Al igual que han relatado otros sobrevivientes, manifestó que el agua que bebían «era la misma con la que nos bañábamos». Comenta que los médicos tenían el cinismo de mandarlos a tomar 18 vasos de agua. «¿Cómo te tomas 18 vasos de un agua que no es potable?».
Prosigue indicando que en una ocasión hubo colapso en las alcantarillas. Salía aguas servidas de la celda donde estaba. «Duramos ocho días con las alcantarillas tapadas. Con ese olor, moscas, todo lo que te puedas imaginar, así teníamos que pasar al baño, ir a bañarnos cuando nos tocaba bañarnos», especifica.
Los guardias, en un momento, establecieron una línea de la que no se debía pasar. «Había momentos en los que, si hacías algo mal, te quitaban la comida de la celda completa. Hacer algo mal era pasar de esa línea, que te echaran agua y cayera agua fuera de la celda (…)», expresó.
«Así pasamos la mayoría del tiempo, golpe tras golpe», agrega. Cierra los ojos y remarca: «Los golpes nunca faltaron».
Torturas día, tarde y noche
-¿No hubo un solo día en que no los torturaran, no los maltrataran?- preguntamos, en un punto de la conversación que se extendió por hora y media.
–«Hubo días en los que no tuvimos golpes; pero la tortura fue día, tarde y noche; porque o eran insultos, o eran los golpes a las rejas (…) A las 9:00 de la noche tenías que acostarte y quedarte dormido, quisieras o no quisieras. Si escuchaban bulla en el patio o algo, buscaban al que había sido y tenía que salir (…) Las groserías nunca faltaban».

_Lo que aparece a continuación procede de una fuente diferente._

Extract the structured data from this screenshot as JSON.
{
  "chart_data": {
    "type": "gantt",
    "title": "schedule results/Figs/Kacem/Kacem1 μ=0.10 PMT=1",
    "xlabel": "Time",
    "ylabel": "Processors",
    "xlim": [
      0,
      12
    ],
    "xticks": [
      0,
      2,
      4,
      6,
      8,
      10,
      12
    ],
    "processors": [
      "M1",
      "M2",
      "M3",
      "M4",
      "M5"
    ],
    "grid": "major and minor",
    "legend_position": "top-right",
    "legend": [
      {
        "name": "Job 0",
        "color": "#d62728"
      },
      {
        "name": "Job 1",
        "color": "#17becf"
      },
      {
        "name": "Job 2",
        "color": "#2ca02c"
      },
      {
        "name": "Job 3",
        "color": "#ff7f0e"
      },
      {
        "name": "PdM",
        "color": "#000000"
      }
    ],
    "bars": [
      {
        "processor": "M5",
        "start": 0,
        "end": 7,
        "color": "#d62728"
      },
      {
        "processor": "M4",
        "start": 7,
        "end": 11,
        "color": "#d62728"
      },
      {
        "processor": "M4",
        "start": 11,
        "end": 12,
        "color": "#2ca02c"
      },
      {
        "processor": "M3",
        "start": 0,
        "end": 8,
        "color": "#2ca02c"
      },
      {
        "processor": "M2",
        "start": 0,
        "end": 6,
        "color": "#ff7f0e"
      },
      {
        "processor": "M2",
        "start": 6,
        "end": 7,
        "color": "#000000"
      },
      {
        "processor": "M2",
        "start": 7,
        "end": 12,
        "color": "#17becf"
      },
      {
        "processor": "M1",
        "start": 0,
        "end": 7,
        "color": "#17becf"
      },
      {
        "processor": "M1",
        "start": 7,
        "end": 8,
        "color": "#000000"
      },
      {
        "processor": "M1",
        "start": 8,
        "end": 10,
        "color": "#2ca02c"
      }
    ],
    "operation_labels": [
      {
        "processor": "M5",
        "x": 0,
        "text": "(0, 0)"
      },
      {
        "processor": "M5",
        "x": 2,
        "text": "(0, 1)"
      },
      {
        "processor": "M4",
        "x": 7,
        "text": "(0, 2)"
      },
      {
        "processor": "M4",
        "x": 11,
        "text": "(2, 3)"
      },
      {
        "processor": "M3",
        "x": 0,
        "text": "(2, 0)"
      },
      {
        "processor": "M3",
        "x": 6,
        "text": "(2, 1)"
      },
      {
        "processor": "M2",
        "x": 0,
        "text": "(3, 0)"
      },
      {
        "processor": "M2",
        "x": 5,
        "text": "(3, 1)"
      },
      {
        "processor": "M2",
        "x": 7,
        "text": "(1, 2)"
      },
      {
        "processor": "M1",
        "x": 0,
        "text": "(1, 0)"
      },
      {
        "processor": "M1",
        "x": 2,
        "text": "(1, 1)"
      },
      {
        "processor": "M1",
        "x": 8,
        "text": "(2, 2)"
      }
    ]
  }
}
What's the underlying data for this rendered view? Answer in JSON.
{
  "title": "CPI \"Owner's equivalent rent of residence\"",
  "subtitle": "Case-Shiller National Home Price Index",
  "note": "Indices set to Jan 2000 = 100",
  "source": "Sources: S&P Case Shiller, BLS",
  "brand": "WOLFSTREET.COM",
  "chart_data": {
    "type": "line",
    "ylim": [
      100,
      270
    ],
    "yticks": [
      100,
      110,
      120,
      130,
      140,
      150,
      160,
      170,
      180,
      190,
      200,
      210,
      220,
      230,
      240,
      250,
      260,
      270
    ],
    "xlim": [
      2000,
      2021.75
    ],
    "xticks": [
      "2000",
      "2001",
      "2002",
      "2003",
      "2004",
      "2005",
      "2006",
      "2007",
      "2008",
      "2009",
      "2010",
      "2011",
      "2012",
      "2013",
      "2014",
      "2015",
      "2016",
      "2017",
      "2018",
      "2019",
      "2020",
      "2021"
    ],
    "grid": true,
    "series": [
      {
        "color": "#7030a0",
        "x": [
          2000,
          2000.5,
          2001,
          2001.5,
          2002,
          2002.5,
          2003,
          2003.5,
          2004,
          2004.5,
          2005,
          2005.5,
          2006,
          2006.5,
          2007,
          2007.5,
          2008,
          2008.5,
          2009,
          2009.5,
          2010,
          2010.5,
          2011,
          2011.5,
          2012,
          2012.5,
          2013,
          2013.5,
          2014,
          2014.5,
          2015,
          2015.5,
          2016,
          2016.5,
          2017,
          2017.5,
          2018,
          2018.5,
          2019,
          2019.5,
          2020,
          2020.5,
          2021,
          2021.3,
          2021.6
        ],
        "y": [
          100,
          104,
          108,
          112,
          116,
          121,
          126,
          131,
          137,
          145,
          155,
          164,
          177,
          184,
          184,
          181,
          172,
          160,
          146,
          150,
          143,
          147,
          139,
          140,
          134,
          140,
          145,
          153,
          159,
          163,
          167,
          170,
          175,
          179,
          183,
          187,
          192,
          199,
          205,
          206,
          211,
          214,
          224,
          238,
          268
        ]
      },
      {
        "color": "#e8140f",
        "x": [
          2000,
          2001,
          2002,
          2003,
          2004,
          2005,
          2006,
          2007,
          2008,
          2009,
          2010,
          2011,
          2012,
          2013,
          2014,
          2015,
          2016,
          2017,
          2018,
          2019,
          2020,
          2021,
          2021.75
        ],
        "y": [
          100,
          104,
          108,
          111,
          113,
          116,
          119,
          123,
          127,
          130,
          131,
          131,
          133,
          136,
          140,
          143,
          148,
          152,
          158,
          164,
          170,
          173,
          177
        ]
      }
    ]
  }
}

Al discernir, establece que -para él-, las torturas más grandes fueron las golpizas y los insultos. «La golpiza más grande que nos dieron, nos las dieron el día que abrimos la celda (…) Nunca había recibido tantos golpes, como ese día. Había un compañero que las partes de sus glúteos -él es catire-, los moretones, los hematomas que tenía, le tapaban toda la nalga completa, imagina el tamaño del hematoma».
Agradece a Dios, porque en la celda 24 donde estuvo, los secuestrados fueron unidos y no se delataron entre sí, a pesar de las amenazas de los custodios. «Todos aguantábamos la pela que nos tocaba».
Remarcó que después de la acción de violentar los candados, se propusieron no llamar la atención de los guardias. «Tratábamos que no nos vieran, si mandaban a callarse nosotros nos callábamos, si teníamos que hacer posición de requisa y durar todo el día en posición de requisa, durábamos todo el día en posición de requisa, porque ya habíamos alumbrado mucho, y sentíamos que por cada cosa mínima que hiciéramos, íbamos a ser golpeados, golpe tras golpe. Ya nos resignamos; si vamos a vivir aquí, toca vivirlo de la mejor manera, tratar de llevarlo hasta que pase lo que tenga que pasar (…)».

Consultado sobre la posibilidad de escapar, dijo: «No había manera, esa es una cárcel demasiado grande, con torres en todos lados, rejas, puertas. No había manera de escaparse. Nunca íbamos a ser capaces de llegar a la puerta principal. Nosotros conocimos esa cárcel por fuera el día que salimos».